Irish Apple Cake with Salted Caramel Glaze
Yield: one 8- to 9-inch cake

Ingredients for the cake:
  • 3 cups flour
  • 2 teaspoons baking powder
  • 1/8 teaspoon salt
  • 1/4 teaspoon ground cloves
  • 1/4 teaspoon freshly-ground nutmeg
  • 1 1/2 sticks (12 tablespoons, 6 oz.) unsalted butter, cold and cut into pieces
  • 3/4 cup + 2 tablespoons sugar, divided
  • 4 large baking apples (I used Pippins)
  • 2 eggs
  • 3/4 cup milk (I used buttermilk)

Ingredients for the glaze:
  • 2 tablespoons unsalted butter
  • 1/4 cup packed light brown sugar
  • 1 tablespoon milk or half-and-half
  • pinch of sea salt
  • 1/8 teaspoon vanilla extract
  • 1/4 to 1/2 cup powdered sugar 

Directions:
To make the cake, grease and flour an 8 or 9-inch springform pan, the 8-inch will give you a taller cake.  Preheat oven to 375 degrees F.  Peel and core the apples.  Cut apples into 1/4-inch slices and then cut slices into 3 pieces for some goodly-sized chunks.

In a large bowl, whisk together the flour, baking powder, salt, cloves, and nutmeg.  Add the butter and with quick fingers or a pastry cutter, cut the butter into the flour until the mixture resembles fine crumbs.  Whisk in the 3/4 cup of sugar.  Toss the apples into the mixture.  In a separate bowl, whisk together the eggs and milk.  Add to the flour mixture and stir until just combined, batter will be thick and dough-y.

Transfer to the prepared pan and smooth the top with a spatula.  Sprinkle the 2 tablespoons of sugar over the top.  

Bake for 45-50 minutes, or until golden brown and a small knife inserted in the middle comes out with just a few moist crumbs.  Allow to cool for about 10-15 minutes in the pan, then run a butterknife around the edge.  Release from the springform pan and allow to cool to warm.

To make the glaze, in small saucepan, melt the butter.  Stir in the brown sugar and milk.
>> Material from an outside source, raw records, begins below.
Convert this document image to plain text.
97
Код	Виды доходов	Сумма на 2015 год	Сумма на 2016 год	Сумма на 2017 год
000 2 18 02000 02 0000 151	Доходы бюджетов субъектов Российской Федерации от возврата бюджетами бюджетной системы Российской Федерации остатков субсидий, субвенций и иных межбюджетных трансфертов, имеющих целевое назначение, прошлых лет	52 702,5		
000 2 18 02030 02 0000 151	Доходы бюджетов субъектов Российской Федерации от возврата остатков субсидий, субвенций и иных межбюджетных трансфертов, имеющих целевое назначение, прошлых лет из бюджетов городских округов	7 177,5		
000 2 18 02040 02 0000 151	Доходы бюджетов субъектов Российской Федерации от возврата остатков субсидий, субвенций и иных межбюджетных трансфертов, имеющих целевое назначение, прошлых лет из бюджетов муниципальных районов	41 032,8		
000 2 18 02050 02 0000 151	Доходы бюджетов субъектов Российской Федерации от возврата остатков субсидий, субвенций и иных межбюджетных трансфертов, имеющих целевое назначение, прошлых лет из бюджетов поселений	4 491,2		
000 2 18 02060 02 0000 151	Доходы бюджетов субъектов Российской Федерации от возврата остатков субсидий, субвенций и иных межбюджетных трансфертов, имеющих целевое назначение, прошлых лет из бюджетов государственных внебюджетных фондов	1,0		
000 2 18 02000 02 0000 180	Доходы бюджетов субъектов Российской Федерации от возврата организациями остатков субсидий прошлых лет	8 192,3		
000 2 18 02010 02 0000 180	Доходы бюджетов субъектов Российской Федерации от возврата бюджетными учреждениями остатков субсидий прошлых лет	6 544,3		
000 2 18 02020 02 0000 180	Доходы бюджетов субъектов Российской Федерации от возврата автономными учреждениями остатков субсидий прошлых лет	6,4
Cook over medium-low heat for 1 minute. Transfer to a mixing bowl and mix on medium speed to cool the mixture slightly. Add in the salt, vanilla, and 1/2 cup powdered sugar on low speed. Beat with an electric mixer until well blended.  If necessary, add more milk or powdered sugar to get the right consistency.  Drizzle icing over the warm cake.  Best eaten immediately to prevent sogginess from the apples, but can be wrapped up and stored for a couple of days.

Sources: adapted from The Kitchen McCabe, glaze from these scones 


10.08.2014

Greek Yogurt Nutella Brulée


  There might be something to those Wordless Wednesday posts.  I've sat here staring with a million and one thoughts running through my head, but I can't settle on one thread.  I'm passively watching the unraveling thoughts of my brain float around the room, past present and future all in one place.  Remembering, lingering, forgetting, planning.

  Isn't that what the transitional season of fall is for?  Adjusting from summer ventures to winter duties?  I dunno.

  But I do know that this season still gets me, every time.  People give spring too much credit, I think, giving it almost ethereal qualities.  I never feel that in the spring.  For as long as I can remember, the magic has always been in the colored leaves and cloudy skies of autumn.  This is the season where things really happen, and you can't help but feel everything around you. 


  This season transports me back to homeschooled mornings.  On days when I'd finish ridiculously early, like around 9:30 or 10:00, I never gave a second thought to putting on my wellies and just roaming the fields and bike trail.  I guess I didn't realize other kids usually made plans after school, or maybe even had a job to go to.  I didn't realize that being with yourself so much wasn't really normal.  And I certainly didn't realize how much of a privilege those fall ramblings really were until now.  Especially since those fields have been sold, and I've left schoolbooks behind for quite a while now.  And that's really strange to my still very young self.  I miss oversized sweatshirts and playing with kittens, I miss my mom listening to Andrea Bocelli and peeling carrots, I miss my dad working in the wood-scented shop where we had numerous life talks, I miss only having 45 minutes of computer time, I miss the fireplace and the sound of my dad cutting wood by the barn, I miss swinging on my favorite tree, I miss stealing bits of bread dough when I caught my mom in the middle of kneading.  I really grew up in a unique environment, and I appreciate that very much now.  I really do.


  It taught me to appreciate the finer things in life, like having the time to make yourself a danged breakfast.  Two years ago, I had finished what was to be one of my last full seasons at Schuster's (little did I know), and a few friends ended up banding together to buy me a farewell/birthday present.  Knowing my culinary pursuits, probably better than anyone else actually, they got me the cutest little kitchen torch.  Two years later it finally got broken out of its drawer and was filled with butane, and I recalled a favorite blog of mine taking breakfast to the next level by bruleé-ing her greek yogurt.  In the 24 hours I get off of work and in my own home, I don't really have a whole lot of time or ambition to make much these days, so this just fit the bill.  And knowing how I do, a swirl of Nutella just had to happen.  Plus, I had hazelnuts left from this rich thang, so obviously this was meant to be.


  This decadent-but-not-too-decadent breakfast is nice to split with your mum mid-morning, it's just enough fuel to get you out and about with your camera for a few blissful hours before you head back to the daily grind that is life.


Greek Yogurt Bruleé
Yield: 1 serving

Ingredients:
  • 1 cup Greek Yogurt
  • A few tablespoons of Nutella, warmed up slightly
  • 1 tablespoon granulated sugar
  • 1 tablespoon honey
  • Hazelnuts and extra Nutella, for garnishing

Directions:
Place your yogurt in a heat-safe bowl and swirl in the Nutella.  Sprinkle the sugar evenly over the top, then drizzle the honey over the sugar.  Very carefully, use a bruleé torch to fire the sugar until it becomes golden brown and bubbly, about 5-10 seconds.  Garnish as desired with hazelnuts and Nutella, treat yoself.